Explanation of what, why, and how will be discussed, but we want you to see how much, if any difference it can may make. Blind tasting of course, and see if you can pick the method.

See you there!


----------



## Fourstar (20/5/11)

Maple said:


> Blind tasting of course, and see if you can pick the method.



... and pick the brewer too! 

The plan is to bring a couple of L down of each from myself and Maple so there should be more than enough to go around between tastings.


----------



## Wolfy (20/5/11)

Fourstar said:


> ... and pick the brewer too!


Has Maple learned to brew without using Rye, or is that guess going to be easy?


----------



## Maple (20/5/11)

Wolfy said:


> Has Maple learned to brew without using Rye, or is that guess going to be easy?


This was a limited edition, and now the 3rd time no rye has been imparted.* I felt soo wrong doing it, was kinda cool.
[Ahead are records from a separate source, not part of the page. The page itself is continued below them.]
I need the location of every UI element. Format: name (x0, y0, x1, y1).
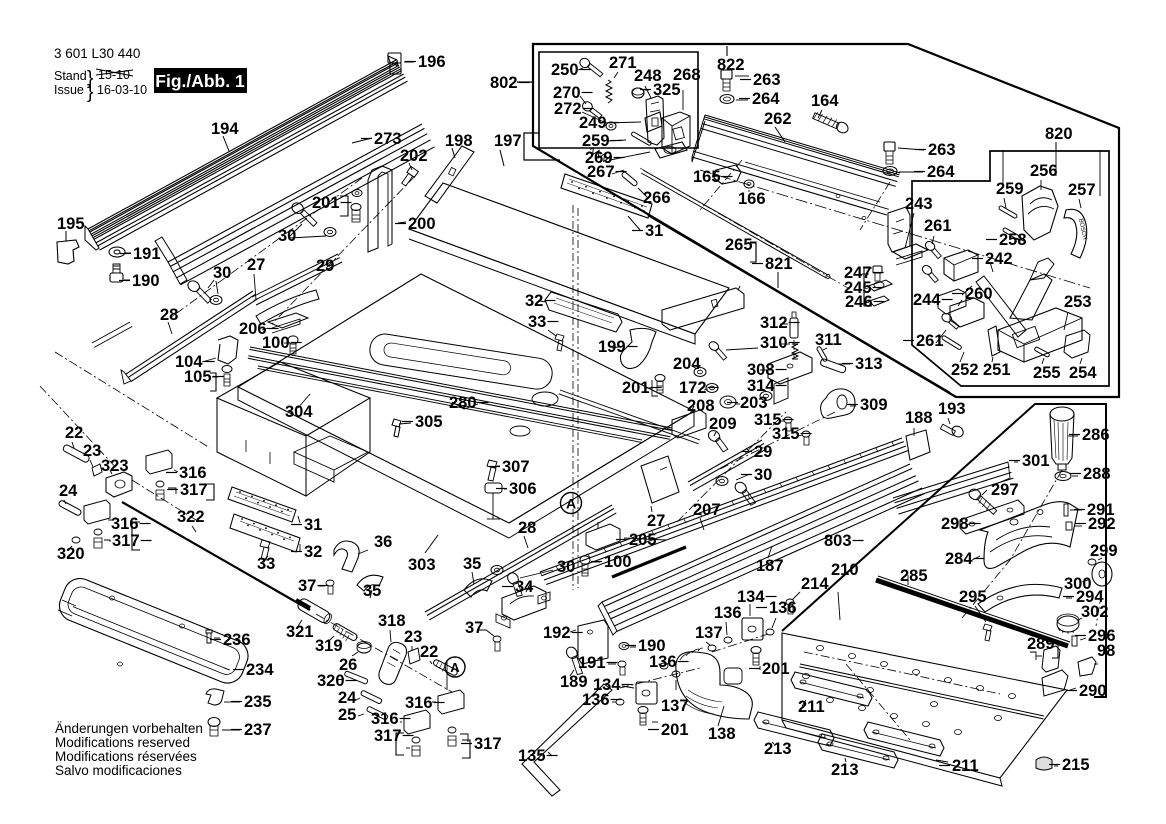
svg-text:311: 311 (815, 331, 842, 349)
svg-text:317: 317 (474, 735, 502, 753)
svg-text:137: 137 (695, 624, 723, 642)
svg-text:290: 290 (1079, 682, 1107, 700)
svg-text:822: 822 (717, 56, 745, 74)
svg-text:201: 201 (312, 194, 340, 212)
svg-text:136: 136 (714, 604, 742, 622)
svg-text:263: 263 (928, 141, 956, 159)
svg-text:105: 105 (184, 368, 212, 386)
svg-text:193: 193 (938, 400, 966, 418)
svg-text:29: 29 (754, 443, 772, 461)
svg-text:23: 23 (83, 442, 101, 460)
svg-text:190: 190 (132, 272, 160, 290)
svg-text:307: 307 (502, 458, 530, 476)
svg-text:194: 194 (211, 120, 239, 138)
svg-text:191: 191 (578, 654, 606, 672)
svg-text:191: 191 (133, 245, 161, 263)
svg-text:802: 802 (490, 74, 518, 92)
svg-text:22: 22 (420, 643, 438, 661)
svg-text:192: 192 (543, 624, 571, 642)
svg-text:22: 22 (65, 424, 83, 442)
svg-text:37: 37 (465, 619, 483, 637)
svg-text:203: 203 (740, 394, 768, 412)
svg-text:189: 189 (560, 673, 588, 691)
svg-text:242: 242 (985, 250, 1013, 268)
svg-text:320: 320 (317, 672, 345, 690)
svg-text:302: 302 (1081, 603, 1109, 621)
svg-text:266: 266 (643, 189, 671, 207)
svg-text:136: 136 (582, 691, 610, 709)
svg-text:243: 243 (905, 195, 933, 213)
svg-text:100: 100 (262, 334, 290, 352)
svg-text:273: 273 (374, 130, 402, 148)
svg-text:Modifications reserved: Modifications reserved (55, 735, 190, 750)
svg-text:27: 27 (647, 512, 665, 530)
svg-text:201: 201 (622, 379, 650, 397)
svg-text:303: 303 (408, 556, 436, 574)
svg-text:201: 201 (661, 721, 689, 739)
svg-text:196: 196 (418, 53, 446, 71)
svg-text:255: 255 (1033, 364, 1061, 382)
svg-text:319: 319 (315, 637, 343, 655)
svg-text:205: 205 (629, 531, 657, 549)
svg-text:33: 33 (257, 555, 275, 573)
svg-text:98: 98 (1097, 642, 1115, 660)
svg-text:Stand: Stand (54, 69, 87, 83)
svg-text:280: 280 (449, 394, 477, 412)
svg-text:209: 209 (709, 415, 737, 433)
svg-text:32: 32 (304, 543, 322, 561)
svg-text:301: 301 (1022, 452, 1050, 470)
svg-text:249: 249 (579, 114, 607, 132)
svg-text:321: 321 (286, 623, 314, 641)
svg-text:318: 318 (378, 612, 406, 630)
svg-text:258: 258 (999, 231, 1027, 249)
svg-text:237: 237 (244, 721, 272, 739)
svg-text:315: 315 (772, 425, 800, 443)
svg-text:30: 30 (557, 558, 575, 576)
svg-text:259: 259 (582, 132, 610, 150)
svg-text:3 601 L30 440: 3 601 L30 440 (54, 46, 140, 61)
svg-text:325: 325 (653, 81, 681, 99)
svg-text:259: 259 (996, 180, 1024, 198)
svg-text:803: 803 (824, 532, 852, 550)
svg-text:821: 821 (765, 255, 793, 273)
svg-text:310: 310 (760, 334, 788, 352)
svg-text:312: 312 (760, 314, 788, 332)
svg-text:215: 215 (1062, 756, 1090, 774)
svg-text:253: 253 (1064, 293, 1092, 311)
svg-text:187: 187 (756, 557, 784, 575)
svg-text:323: 323 (101, 457, 129, 475)
svg-text:298: 298 (941, 515, 969, 533)
svg-text:164: 164 (811, 92, 839, 110)
svg-text:A: A (450, 660, 460, 675)
svg-text:267: 267 (587, 163, 615, 181)
svg-text:317: 317 (180, 481, 208, 499)
svg-text:200: 200 (408, 215, 436, 233)
svg-text:820: 820 (1045, 125, 1073, 143)
svg-text:285: 285 (900, 567, 928, 585)
svg-text:304: 304 (285, 403, 313, 421)
svg-text:199: 199 (598, 338, 626, 356)
svg-text:35: 35 (463, 555, 481, 573)
svg-text:32: 32 (525, 292, 543, 310)
svg-text:29: 29 (316, 257, 334, 275)
svg-text:260: 260 (965, 285, 993, 303)
svg-text:37: 37 (298, 577, 316, 595)
svg-text:314: 314 (747, 377, 775, 395)
svg-text:36: 36 (374, 533, 392, 551)
svg-text:208: 208 (687, 397, 715, 415)
svg-text:204: 204 (673, 355, 701, 373)
svg-text:261: 261 (916, 332, 944, 350)
svg-text:30: 30 (754, 466, 772, 484)
svg-text:Modifications réservées: Modifications réservées (55, 749, 197, 764)
svg-text:Änderungen vorbehalten: Änderungen vorbehalten (55, 721, 203, 736)
svg-text:316: 316 (371, 710, 399, 728)
svg-text:254: 254 (1069, 364, 1097, 382)
svg-text:256: 256 (1030, 162, 1058, 180)
svg-text:31: 31 (645, 222, 663, 240)
svg-text:16-03-10: 16-03-10 (97, 83, 147, 97)
svg-text:166: 166 (738, 190, 766, 208)
svg-text:Issue: Issue (54, 83, 84, 97)
svg-text:309: 309 (860, 396, 888, 414)
svg-text:320: 320 (57, 545, 85, 563)
svg-text:272: 272 (554, 100, 582, 118)
svg-text:299: 299 (1090, 542, 1118, 560)
svg-text:35: 35 (363, 582, 381, 600)
svg-text:244: 244 (913, 291, 941, 309)
svg-text:188: 188 (905, 409, 933, 427)
svg-text:195: 195 (57, 215, 85, 233)
svg-text:234: 234 (246, 661, 274, 679)
svg-text:135: 135 (518, 747, 546, 765)
svg-text:210: 210 (831, 561, 859, 579)
svg-text:}: } (87, 82, 93, 103)
svg-text:292: 292 (1088, 515, 1116, 533)
svg-text:271: 271 (609, 54, 637, 72)
svg-text:305: 305 (415, 413, 443, 431)
svg-text:207: 207 (693, 501, 721, 519)
svg-text:263: 263 (753, 71, 781, 89)
svg-text:165: 165 (693, 168, 721, 186)
svg-text:286: 286 (1082, 426, 1110, 444)
svg-text:211: 211 (952, 757, 979, 775)
svg-text:100: 100 (604, 553, 632, 571)
svg-text:Fig./Abb. 1: Fig./Abb. 1 (155, 71, 245, 91)
svg-text:27: 27 (247, 256, 265, 274)
svg-text:213: 213 (764, 740, 792, 758)
svg-text:A: A (566, 496, 576, 512)
svg-text:28: 28 (160, 306, 178, 324)
svg-text:317: 317 (112, 532, 140, 550)
svg-text:25: 25 (338, 706, 356, 724)
svg-text:289: 289 (1027, 635, 1055, 653)
svg-text:31: 31 (304, 516, 322, 534)
svg-text:211: 211 (798, 698, 825, 716)
svg-text:251: 251 (983, 361, 1011, 379)
svg-text:316: 316 (179, 464, 207, 482)
svg-text:317: 317 (374, 727, 402, 745)
svg-text:197: 197 (494, 132, 522, 150)
svg-text:Salvo modificaciones: Salvo modificaciones (55, 763, 182, 778)
svg-text:297: 297 (991, 481, 1019, 499)
svg-text:306: 306 (509, 480, 537, 498)
svg-text:265: 265 (725, 236, 753, 254)
svg-text:24: 24 (338, 689, 357, 707)
svg-text:30: 30 (213, 264, 231, 282)
svg-text:235: 235 (244, 693, 272, 711)
svg-text:236: 236 (223, 631, 251, 649)
svg-text:284: 284 (945, 550, 973, 568)
svg-text:262: 262 (764, 110, 792, 128)
svg-text:30: 30 (278, 227, 296, 245)
svg-text:33: 33 (528, 313, 546, 331)
svg-text:213: 213 (831, 761, 859, 779)
svg-text:34: 34 (515, 578, 534, 596)
svg-text:24: 24 (59, 482, 78, 500)
svg-text:316: 316 (111, 515, 139, 533)
svg-text:261: 261 (924, 217, 952, 235)
svg-text:28: 28 (518, 519, 536, 537)
svg-text:316: 316 (405, 694, 433, 712)
svg-text:137: 137 (661, 697, 689, 715)
svg-text:246: 246 (845, 293, 873, 311)
svg-text:288: 288 (1083, 465, 1111, 483)
svg-text:198: 198 (445, 132, 473, 150)
svg-text:138: 138 (708, 725, 736, 743)
svg-text:136: 136 (649, 653, 677, 671)
svg-text:264: 264 (752, 90, 780, 108)
svg-text:214: 214 (801, 575, 829, 593)
svg-text:250: 250 (551, 61, 579, 79)
svg-text:201: 201 (762, 660, 790, 678)
svg-text:257: 257 (1068, 181, 1096, 199)
svg-text:172: 172 (679, 379, 707, 397)
svg-text:264: 264 (927, 163, 955, 181)
svg-text:322: 322 (177, 508, 205, 526)
svg-text:313: 313 (855, 355, 883, 373)
svg-text:295: 295 (959, 588, 987, 606)
svg-text:202: 202 (400, 147, 428, 165)
svg-text:136: 136 (769, 599, 797, 617)
svg-text:252: 252 (951, 361, 979, 379)
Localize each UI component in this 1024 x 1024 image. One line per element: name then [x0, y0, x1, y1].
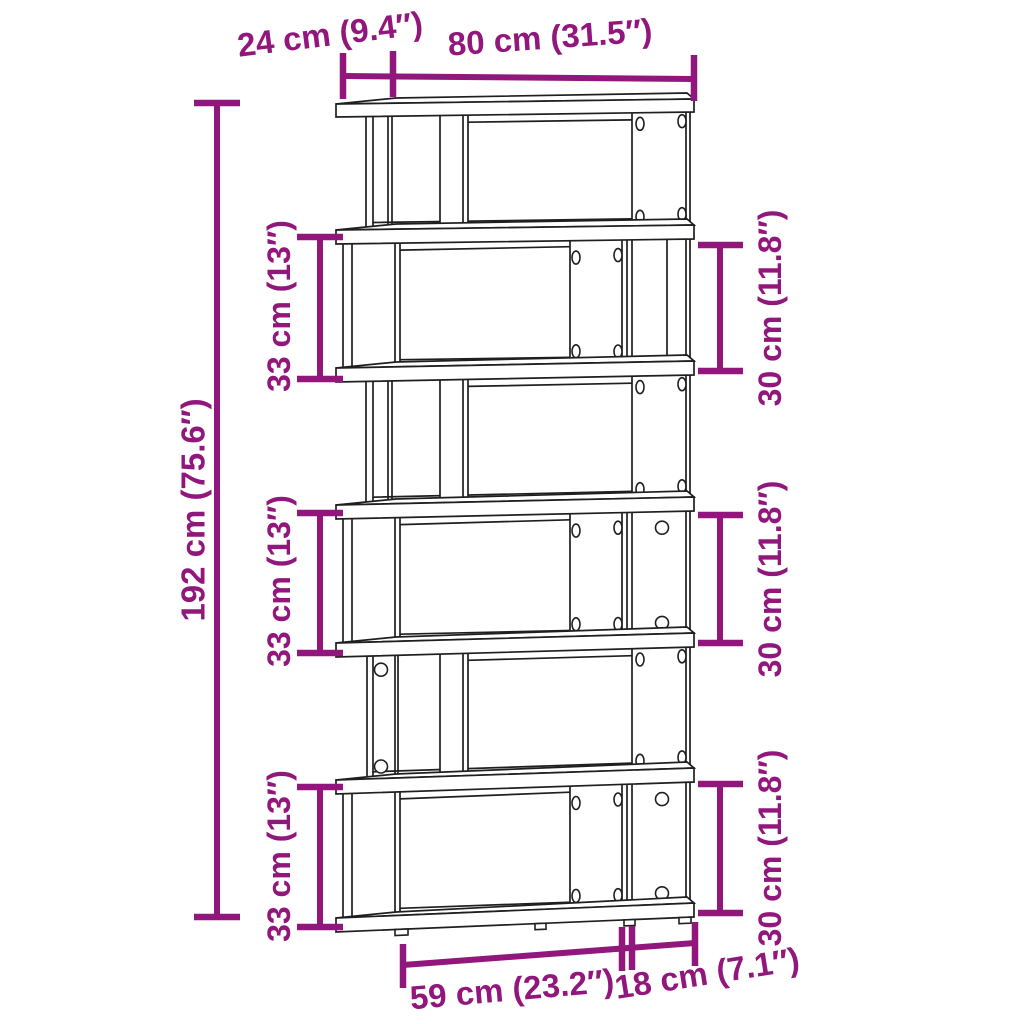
- opening-label-3: 30 cm (11.8″): [752, 750, 788, 947]
- width-label: 80 cm (31.5″): [447, 11, 654, 62]
- dim-top: 24 cm (9.4″) 80 cm (31.5″): [235, 4, 694, 101]
- dim-bottom: 59 cm (23.2″) 18 cm (7.1″): [403, 922, 802, 1016]
- dim-tier-2: 33 cm (13″): [261, 495, 343, 667]
- dim-opening-2: 30 cm (11.8″): [698, 481, 788, 678]
- dim-bottom-line: [403, 943, 695, 965]
- depth-label: 24 cm (9.4″): [235, 4, 425, 63]
- bookcase-drawing: [336, 93, 694, 936]
- height-label: 192 cm (75.6″): [175, 398, 212, 621]
- dim-tier-3: 33 cm (13″): [261, 770, 343, 942]
- dim-opening-1: 30 cm (11.8″): [698, 210, 788, 407]
- dim-opening-3: 30 cm (11.8″): [698, 750, 788, 947]
- tier-label-2: 33 cm (13″): [261, 495, 297, 667]
- dim-height: 192 cm (75.6″): [175, 103, 241, 917]
- diagram-canvas: 24 cm (9.4″) 80 cm (31.5″) 192 cm (75.6″…: [0, 0, 1024, 1024]
- tier-label-3: 33 cm (13″): [261, 770, 297, 942]
- tier-label-1: 33 cm (13″): [261, 220, 297, 392]
- dimension-diagram: 24 cm (9.4″) 80 cm (31.5″) 192 cm (75.6″…: [0, 0, 1024, 1024]
- opening-label-1: 30 cm (11.8″): [752, 210, 788, 407]
- base-wide-label: 59 cm (23.2″): [408, 962, 615, 1017]
- dim-tier-1: 33 cm (13″): [261, 220, 343, 392]
- opening-label-2: 30 cm (11.8″): [752, 481, 788, 678]
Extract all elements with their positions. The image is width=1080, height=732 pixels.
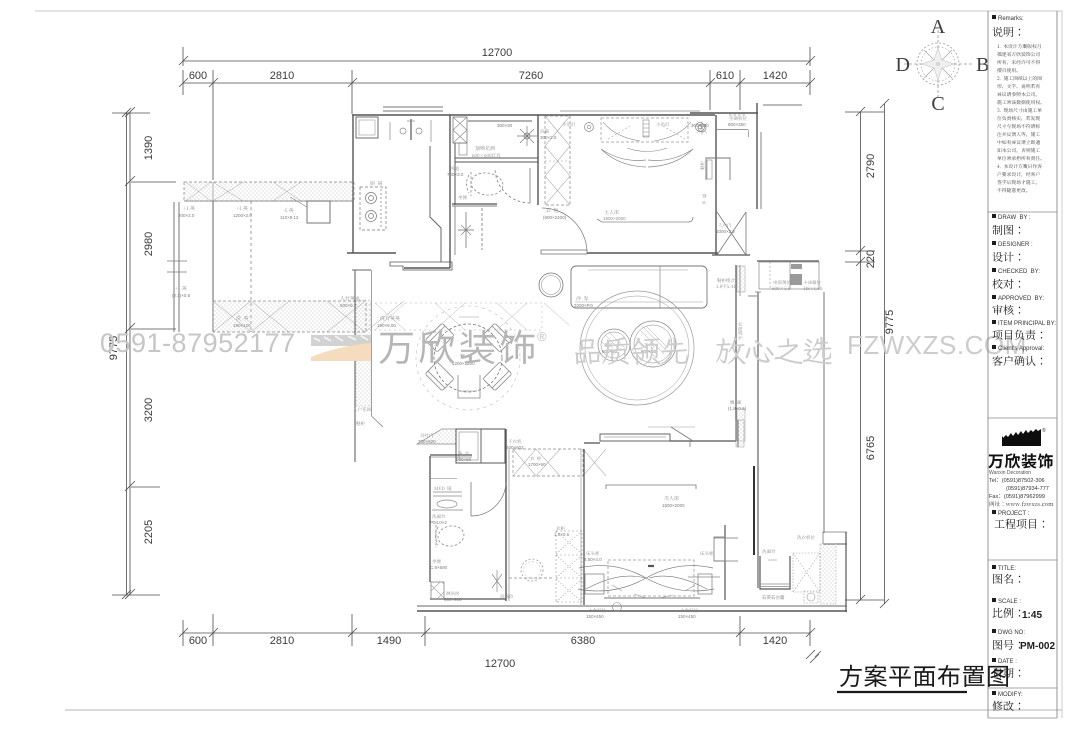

*during the mashing process.


----------



## Fourstar (20/5/11)

Wolfy said:


> Has Maple learned to brew without using Rye, or is that guess going to be easy?




Its ok, dont worry! He had a support network. I held his hand throughout the brewing process to make sure he wouldnt relapse. He did break down a few times, had a nervous shake and was sweating like a heroin addict but my reassuring words let him know everything would be OK. B)


----------



## Maple (20/5/11)

Fourstar said:


> Its ok, dont worry! He had a support network. I held his hand throughout the brewing process to make sure he wouldnt relapse. He did break down a few times, had a nervous shake and was sweating like a heroin addict but my reassuring words let him know everything would be OK. B)


I did mean to thank you for helping me through it, but yeah. It was a bit scary. All's well that ends well though, he was feeding me rye grains to pacify the inner demons.

But in all seriousness, it should be an interesting result, and keen to here what the club thinks.


----------



## Charlievee (25/5/11)

Great night, thanks guys. The beer in question was VERY well made too. I also tasted a few from the members there. They were also of an excellent quality. I think I've found my second home..... Regards, CV


----------